Feature maps appear in at least three places, as data associated with:

individual annotations
documents as a whole
corpus of documents

Annotation DAGs

Building up from the notion of a feature is that of an annotation. The GATE document describe the annotations on a document as forming a directed acyclic graph. The nodes of the graph would be offsets into the document (between characters), and the edges would be annotations of all sorts, each annotation being labelled by an identifier, a type (eg. token, sentence), and a feature map adding additional information.

data Node = Node
    { nodeId     :: Int
    , nodeOffset :: Int -- between characters
    }

data Annotation = Annotation
    { annoId       :: Int
    , annoType     :: String -- eg. 'token', 'sentence'
    , annoStart    :: Node
    , annoEnd      :: Node
    , annoFeatures :: FeatureMap
    }

newtype AnnoSet = AnnoSet (Set Annotation)

For illustration, the graph below shows what the annotation DAG for the sentence “Cyndi savored the soup.” might look like. Note that the text of the sentence is not properly speaking part of the graph (standoff annotation), but are presented on the diagram, but are provided as a visual hint.

Documents and corpora

Now that we have a representation of features and annotations, the rest of the GATE model is a matter of packaging: a document associate text with annotations and metadata (eg. author), and a corpus is a set of documents plus additional metadata (eg. institution that harvested the corpus).

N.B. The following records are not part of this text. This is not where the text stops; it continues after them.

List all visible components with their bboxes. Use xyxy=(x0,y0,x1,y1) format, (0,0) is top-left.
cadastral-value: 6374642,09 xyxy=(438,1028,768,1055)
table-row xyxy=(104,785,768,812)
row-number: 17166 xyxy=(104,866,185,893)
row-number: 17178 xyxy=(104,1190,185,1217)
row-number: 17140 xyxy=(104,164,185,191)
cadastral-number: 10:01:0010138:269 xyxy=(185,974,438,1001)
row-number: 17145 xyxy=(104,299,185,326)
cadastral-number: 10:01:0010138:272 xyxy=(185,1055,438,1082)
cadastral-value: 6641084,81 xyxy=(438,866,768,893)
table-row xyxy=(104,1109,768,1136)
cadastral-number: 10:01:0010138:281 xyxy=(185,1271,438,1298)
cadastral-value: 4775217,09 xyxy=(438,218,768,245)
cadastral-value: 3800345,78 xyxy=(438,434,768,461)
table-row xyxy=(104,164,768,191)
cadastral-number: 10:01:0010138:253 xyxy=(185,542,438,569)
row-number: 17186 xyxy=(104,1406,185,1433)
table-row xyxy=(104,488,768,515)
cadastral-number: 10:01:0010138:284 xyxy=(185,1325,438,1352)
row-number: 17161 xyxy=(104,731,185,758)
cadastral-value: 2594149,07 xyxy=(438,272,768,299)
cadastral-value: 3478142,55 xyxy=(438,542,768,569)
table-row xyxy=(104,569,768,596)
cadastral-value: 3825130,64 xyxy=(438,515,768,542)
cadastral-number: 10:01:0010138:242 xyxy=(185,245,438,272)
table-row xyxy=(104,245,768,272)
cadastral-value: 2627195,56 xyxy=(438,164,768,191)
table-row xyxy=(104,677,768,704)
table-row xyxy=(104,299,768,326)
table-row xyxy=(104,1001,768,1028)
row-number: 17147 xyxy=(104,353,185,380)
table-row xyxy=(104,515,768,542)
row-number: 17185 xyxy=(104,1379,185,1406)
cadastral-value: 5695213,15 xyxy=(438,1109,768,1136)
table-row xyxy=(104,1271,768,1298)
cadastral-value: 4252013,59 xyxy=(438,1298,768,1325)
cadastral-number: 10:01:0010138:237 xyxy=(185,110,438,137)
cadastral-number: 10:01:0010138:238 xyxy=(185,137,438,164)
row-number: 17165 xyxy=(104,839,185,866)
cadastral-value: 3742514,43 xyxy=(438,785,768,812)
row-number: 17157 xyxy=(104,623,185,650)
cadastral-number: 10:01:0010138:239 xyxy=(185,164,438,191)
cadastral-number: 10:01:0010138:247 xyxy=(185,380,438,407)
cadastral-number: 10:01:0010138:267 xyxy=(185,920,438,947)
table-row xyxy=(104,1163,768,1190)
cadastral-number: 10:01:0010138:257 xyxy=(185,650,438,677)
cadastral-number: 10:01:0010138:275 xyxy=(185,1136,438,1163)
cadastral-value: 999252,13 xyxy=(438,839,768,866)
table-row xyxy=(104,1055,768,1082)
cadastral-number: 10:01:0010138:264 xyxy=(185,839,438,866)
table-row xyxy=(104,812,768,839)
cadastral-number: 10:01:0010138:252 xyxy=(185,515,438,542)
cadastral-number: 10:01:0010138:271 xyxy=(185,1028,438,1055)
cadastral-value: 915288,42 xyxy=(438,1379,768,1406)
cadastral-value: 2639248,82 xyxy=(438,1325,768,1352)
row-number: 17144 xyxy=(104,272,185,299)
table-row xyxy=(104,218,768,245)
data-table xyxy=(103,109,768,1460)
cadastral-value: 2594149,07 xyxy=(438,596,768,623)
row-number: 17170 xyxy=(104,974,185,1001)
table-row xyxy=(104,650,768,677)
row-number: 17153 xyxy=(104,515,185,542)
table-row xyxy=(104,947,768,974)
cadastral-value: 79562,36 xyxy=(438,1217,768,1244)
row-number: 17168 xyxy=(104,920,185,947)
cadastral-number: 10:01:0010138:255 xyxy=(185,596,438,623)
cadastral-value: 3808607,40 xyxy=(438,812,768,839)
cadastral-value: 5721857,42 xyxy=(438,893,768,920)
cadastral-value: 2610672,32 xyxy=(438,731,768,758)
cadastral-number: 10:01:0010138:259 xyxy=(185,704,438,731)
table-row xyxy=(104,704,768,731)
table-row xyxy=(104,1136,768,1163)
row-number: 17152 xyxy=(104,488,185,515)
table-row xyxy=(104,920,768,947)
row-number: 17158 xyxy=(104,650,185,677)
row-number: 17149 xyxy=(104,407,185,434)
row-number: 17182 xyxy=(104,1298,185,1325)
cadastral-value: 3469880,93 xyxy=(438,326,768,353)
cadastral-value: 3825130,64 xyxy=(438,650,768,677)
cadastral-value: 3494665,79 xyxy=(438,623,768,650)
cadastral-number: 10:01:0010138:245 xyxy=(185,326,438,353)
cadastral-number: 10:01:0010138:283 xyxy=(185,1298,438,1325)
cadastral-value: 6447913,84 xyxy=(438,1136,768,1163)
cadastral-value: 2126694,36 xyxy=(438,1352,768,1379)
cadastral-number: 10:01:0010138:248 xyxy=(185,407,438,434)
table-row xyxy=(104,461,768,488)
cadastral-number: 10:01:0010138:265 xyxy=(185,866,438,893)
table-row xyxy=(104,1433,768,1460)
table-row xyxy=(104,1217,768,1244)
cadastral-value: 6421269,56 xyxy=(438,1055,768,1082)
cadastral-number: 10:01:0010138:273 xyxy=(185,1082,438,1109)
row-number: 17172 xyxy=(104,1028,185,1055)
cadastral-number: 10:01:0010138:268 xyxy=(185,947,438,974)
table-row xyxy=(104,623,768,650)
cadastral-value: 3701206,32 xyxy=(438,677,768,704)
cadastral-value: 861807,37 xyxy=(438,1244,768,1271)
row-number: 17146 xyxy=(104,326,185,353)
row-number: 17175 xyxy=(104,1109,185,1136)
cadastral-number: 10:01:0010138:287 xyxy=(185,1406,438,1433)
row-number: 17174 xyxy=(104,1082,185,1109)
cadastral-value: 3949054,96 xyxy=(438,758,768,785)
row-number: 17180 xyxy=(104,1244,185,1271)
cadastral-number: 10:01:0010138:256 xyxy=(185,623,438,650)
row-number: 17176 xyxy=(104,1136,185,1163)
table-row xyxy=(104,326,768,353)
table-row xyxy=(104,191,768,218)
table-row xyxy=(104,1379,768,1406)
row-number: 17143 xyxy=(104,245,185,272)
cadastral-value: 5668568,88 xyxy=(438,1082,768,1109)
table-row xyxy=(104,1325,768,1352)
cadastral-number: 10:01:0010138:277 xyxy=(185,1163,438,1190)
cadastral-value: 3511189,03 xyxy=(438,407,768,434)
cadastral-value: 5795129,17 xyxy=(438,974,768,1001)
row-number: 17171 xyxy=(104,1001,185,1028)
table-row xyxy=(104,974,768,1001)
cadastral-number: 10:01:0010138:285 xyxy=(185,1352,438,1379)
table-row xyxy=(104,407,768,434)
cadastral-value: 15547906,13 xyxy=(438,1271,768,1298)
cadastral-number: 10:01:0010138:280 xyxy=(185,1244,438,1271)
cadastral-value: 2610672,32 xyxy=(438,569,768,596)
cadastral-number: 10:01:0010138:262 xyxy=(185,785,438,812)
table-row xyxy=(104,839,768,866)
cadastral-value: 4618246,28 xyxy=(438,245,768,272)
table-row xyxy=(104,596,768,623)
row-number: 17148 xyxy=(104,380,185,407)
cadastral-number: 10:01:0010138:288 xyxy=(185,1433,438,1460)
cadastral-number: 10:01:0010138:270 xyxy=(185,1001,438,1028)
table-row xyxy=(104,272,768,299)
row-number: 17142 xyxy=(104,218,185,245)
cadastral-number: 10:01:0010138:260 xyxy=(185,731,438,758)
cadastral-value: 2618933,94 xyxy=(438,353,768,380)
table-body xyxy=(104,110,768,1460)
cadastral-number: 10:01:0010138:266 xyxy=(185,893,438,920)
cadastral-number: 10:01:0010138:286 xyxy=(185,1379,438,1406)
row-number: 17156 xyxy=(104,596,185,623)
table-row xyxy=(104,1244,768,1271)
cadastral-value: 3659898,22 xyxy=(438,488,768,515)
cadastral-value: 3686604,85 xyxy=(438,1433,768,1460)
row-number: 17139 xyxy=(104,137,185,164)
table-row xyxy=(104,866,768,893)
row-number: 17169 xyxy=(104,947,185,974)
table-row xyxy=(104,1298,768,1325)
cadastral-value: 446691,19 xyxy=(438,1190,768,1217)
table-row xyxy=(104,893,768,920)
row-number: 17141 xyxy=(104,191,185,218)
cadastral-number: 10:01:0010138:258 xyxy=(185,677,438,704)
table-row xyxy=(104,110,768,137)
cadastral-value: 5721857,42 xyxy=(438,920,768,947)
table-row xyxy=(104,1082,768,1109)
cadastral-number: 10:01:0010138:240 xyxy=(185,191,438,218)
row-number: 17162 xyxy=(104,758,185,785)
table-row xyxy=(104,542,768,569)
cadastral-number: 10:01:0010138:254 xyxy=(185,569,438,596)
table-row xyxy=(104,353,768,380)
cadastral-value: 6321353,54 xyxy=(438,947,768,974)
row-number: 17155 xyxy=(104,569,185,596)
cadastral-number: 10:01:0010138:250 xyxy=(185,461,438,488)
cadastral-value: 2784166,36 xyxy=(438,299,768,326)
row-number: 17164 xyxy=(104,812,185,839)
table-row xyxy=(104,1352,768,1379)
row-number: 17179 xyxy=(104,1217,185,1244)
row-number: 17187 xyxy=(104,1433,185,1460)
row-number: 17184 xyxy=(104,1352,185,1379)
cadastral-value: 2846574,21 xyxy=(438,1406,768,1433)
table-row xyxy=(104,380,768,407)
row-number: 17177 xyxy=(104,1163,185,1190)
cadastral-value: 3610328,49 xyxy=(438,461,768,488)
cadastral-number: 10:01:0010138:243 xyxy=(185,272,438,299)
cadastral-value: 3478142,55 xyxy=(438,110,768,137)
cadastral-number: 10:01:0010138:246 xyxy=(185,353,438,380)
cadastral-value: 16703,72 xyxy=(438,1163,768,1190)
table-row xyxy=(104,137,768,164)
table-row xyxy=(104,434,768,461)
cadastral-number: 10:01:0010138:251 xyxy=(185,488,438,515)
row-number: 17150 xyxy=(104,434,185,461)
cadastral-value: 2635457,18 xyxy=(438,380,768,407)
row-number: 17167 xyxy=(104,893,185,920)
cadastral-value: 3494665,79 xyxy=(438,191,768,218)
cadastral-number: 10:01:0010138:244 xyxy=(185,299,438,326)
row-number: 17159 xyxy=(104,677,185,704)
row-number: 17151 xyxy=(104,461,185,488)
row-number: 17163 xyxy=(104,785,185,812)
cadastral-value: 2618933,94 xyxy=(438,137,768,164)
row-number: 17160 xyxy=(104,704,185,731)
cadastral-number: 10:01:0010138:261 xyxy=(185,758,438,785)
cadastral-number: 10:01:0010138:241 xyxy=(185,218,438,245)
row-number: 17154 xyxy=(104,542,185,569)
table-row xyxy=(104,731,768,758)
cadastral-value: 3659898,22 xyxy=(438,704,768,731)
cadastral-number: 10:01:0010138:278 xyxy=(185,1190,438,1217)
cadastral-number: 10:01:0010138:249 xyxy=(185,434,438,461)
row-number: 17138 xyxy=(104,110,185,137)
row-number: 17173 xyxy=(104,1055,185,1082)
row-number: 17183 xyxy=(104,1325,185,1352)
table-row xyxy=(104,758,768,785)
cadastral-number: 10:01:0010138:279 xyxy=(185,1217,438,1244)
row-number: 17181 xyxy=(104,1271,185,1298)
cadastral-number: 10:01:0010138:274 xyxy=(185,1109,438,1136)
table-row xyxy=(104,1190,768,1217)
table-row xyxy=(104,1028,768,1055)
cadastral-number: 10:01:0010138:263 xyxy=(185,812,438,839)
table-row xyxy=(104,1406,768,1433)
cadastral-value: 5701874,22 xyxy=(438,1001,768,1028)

Looking a bit closer into the documents, it’s worth noting how annotations are not necessarily all lumped together but grouped into multiple annotation sets. I’m not sure what the implications of these is from a modelling standpoint, but it would make sense if we want to explicitly model the fact that annotations come from different sources. For example, you might associate each annotation set with metadata like the tool or annotator that produced it, or its annotation schema.

data Document = Document
    { docContent     :: Text
    , docFeatures    :: FeatureMap
    , docAnnotations :: NonEmptySet AnnoSet
    }

data Corpus = Corpus
    { corpusDocs     :: NonEmptySet Document
    , corpusFeatures :: FeatureMap
    }

-- we can imagine a variant of the Set data structures
-- that enforces there being at least one member
type NonEmptySet = Set

Summary

Taking a very broad view of the GATE model as I understand it, we can say that it makes the following implicit choices:

substrate : text/characters
typology : annotations on text (like Glozz units)
spans : contiguous, one per annotation
features : attribute-value dictionary; rich values

Drilling down a little bit, we can understand the model as having four layers:

corpus: set of documents, features
document: text, (set of) set of annotations, features
annotation: type, span, features
features: rich attribute-value pairs

Notes and comments

It’s worth noting the use of arbitrary value types on features (not necessarily atomic). I’d be curious to see what sorts of values GATE features tend to take in practice. So far, I’ve seen strings and lists of strings, but I wonder if it ever gets more sophisticated than that. Do you have trees? Maybe some sort of recursive feature structure scheme?

Also, there is as far as I can tell no explicit notion of annotations on other annotations; however, perhaps the possibility of encoding one in the rich feature structures? The GATE docs provide the example of using a constituents feature in which the annotation that corresponds to some parent node in a tree could point at the annotations for its daughters. Maybe using pointers in feature maps is good enough for our needs? (Also the notion of a text span may not be so useful on such annotations, but could maybe be worked around with a nonsense span, or by computing one from the leaves)

Finally the GATE docs seem to say that their model is “largely compatible” (what does the largely mean? where is it not compatible) with the Bird and Liberman 1999 annograph stuff, which I hope to look into somewhere along the line.